1. STED: Eine kurze Einführung
a) Weshalb STED/ToC nützlich sein kann
Die Anforderungen der verschiedenen Rechtssysteme (z. B. Europa, USA/FDA, China, Japan, Kanada, Brasilien usw.) an die Zulassung von Medizinprodukten unterscheiden sich. Aber alle Zulassungsverfahren setzen eine technische Dokumentation voraus.
Leider unterscheiden sich sowohl die Inhalte als auch die Struktur dieser Akten, was dazu führt, dass international agierende Medizinproduktehersteller die technische Dokumentation mehrfach zusammenstellen müssen. Diese Arbeit ist wenig wertschöpfend.
b) Wie es zur STED und ToC kam
Auch deshalb haben sich Gremien aus Vertretern von Behörden und Herstellern wie die Global Harmonization Task Force (GHTF) gebildet, um Vorschläge für eine vereinheitlichte technische Dokumentation zu erarbeiten. Ein Ergebnis war die „Summary Technical Documentation for Demonstrating Conformity to the Essential Principles of Safety and Performance of Medical Devices (STED)“ der GHTF (IMDRF/RPS WG/N9 FINAL:2018).
Inzwischen sind die Unterlagen nicht mehr auf den Seiten der GHTF, da die GHTF durch das International Medical Device Regulators Forum IMDRF abgelöst wurde. Diese bietet den STED unter dem Namen „Non-In Vitro Diagnostic Device
Regulatory Submission Table of Contents (nIVD ToC)“ zum Download an (inzwischen in der 4. Version von Juni 2024). Für In-vitro Diagnostika gibt es eine entsprechende Vorlage.
In den Veröffentlichungen spricht das IMDRF von „nIVD MA ToC“, also der Table of Contents für non IVDs. Für IVD gibt es eine analoge ToC.
c) Regulatorischer Hintergrund
Die GHTF bzw. das IMDRF setzt sich zwar aus Vertretern von staatlichen Behörden und Gesetzgebern zusammen; dennoch haben die Veröffentlichungen keine gesetzliche Kraft. Sie sind empfehlend, aber nicht bindend.

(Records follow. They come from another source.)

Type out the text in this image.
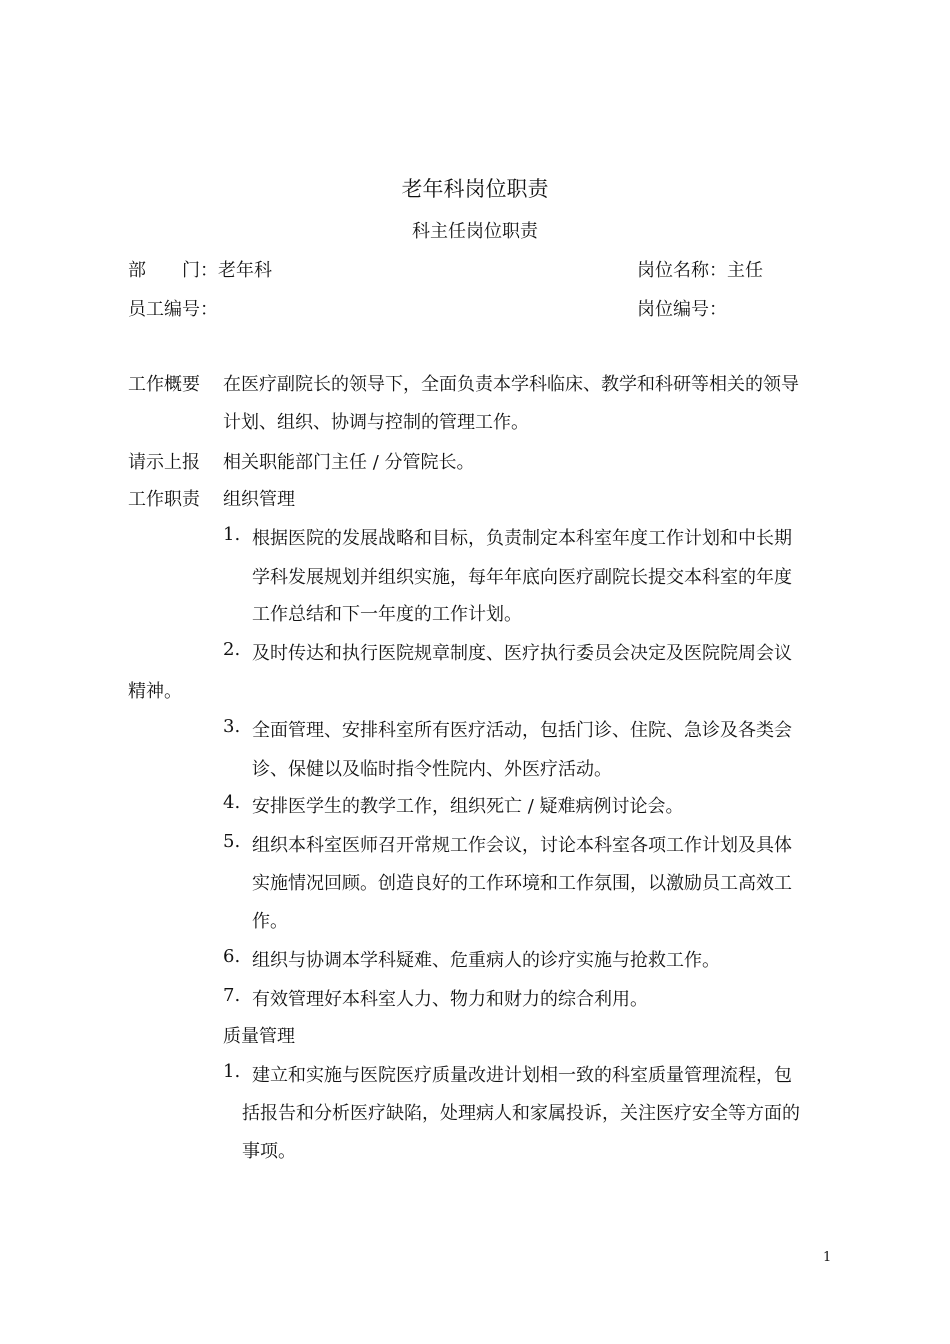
老年科岗位职责
科主任岗位职责
部　　门：老年科	岗位名称：主任
员工编号：	岗位编号：
工作概要 在医疗副院长的领导下，全面负责本学科临床、教学和科研等相关的领导
计划、组织、协调与控制的管理工作。
请示上报 相关职能部门主任 / 分管院长。
工作职责 组织管理
1. 根据医院的发展战略和目标，负责制定本科室年度工作计划和中长期
学科发展规划并组织实施，每年年底向医疗副院长提交本科室的年度
工作总结和下一年度的工作计划。
2. 及时传达和执行医院规章制度、医疗执行委员会决定及医院院周会议
精神。
3. 全面管理、安排科室所有医疗活动，包括门诊、住院、急诊及各类会
诊、保健以及临时指令性院内、外医疗活动。
4. 安排医学生的教学工作，组织死亡 / 疑难病例讨论会。
5. 组织本科室医师召开常规工作会议，讨论本科室各项工作计划及具体
实施情况回顾。创造良好的工作环境和工作氛围，以激励员工高效工
作。
6. 组织与协调本学科疑难、危重病人的诊疗实施与抢救工作。
7. 有效管理好本科室人力、物力和财力的综合利用。
质量管理
1. 建立和实施与医院医疗质量改进计划相一致的科室质量管理流程，包
括报告和分析医疗缺陷，处理病人和家属投诉，关注医疗安全等方面的
事项。
1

Die Hersteller sind jedoch verpflichtet, die regulatorischen Anforderungen an die Inhalte der Dokumentation zu erfüllen. Dazu zählen u. a.:
- Identifikation (z. B. UDI) des Produkts
- Beschreibung des Produkt, seiner Varianten, Konfigurationen und seines Zubehör
- Zweckbestimmung inklusive Charakterisierung der Patienten (Indikationen, Kontraindikationen), der Anwender und der Nutzungsumgebung
- Labeling, z. B. Gebrauchsanweisung, Verpackung
- Informationen zur Entwicklung und Herstellung
- Nachweis aller gesetzlicher Anforderungen (typischerweise durch Tests) an die Sicherheit, Sterilität, elektromagnetische Verträglichkeit, Biokompatibilität usw.
- Informationen über das Qualitätsmanagementsystem
2. Struktur der Dokumentation laut ToC
a) Übersicht
Das ToC-Format strukturiert die technische Dokumentation in über 150 Kapitel und Unterkapitel. Die erste Kapitelebene verschafft einen Überblick (s. Abb. 1) und macht klar, dass nicht nur das Produkt, sondern auch das Qualitätsmanagement zu dokumentieren ist (abhängig von Land und Zulassungsverfahren).
Die Kapitel lauten:
- Regulatorisches: Hier finden sich die marktspezifischen und regulatorischen Dokumente.
- Kontext der Einreichung: Hier findet sich die Beschreibung des Produkts.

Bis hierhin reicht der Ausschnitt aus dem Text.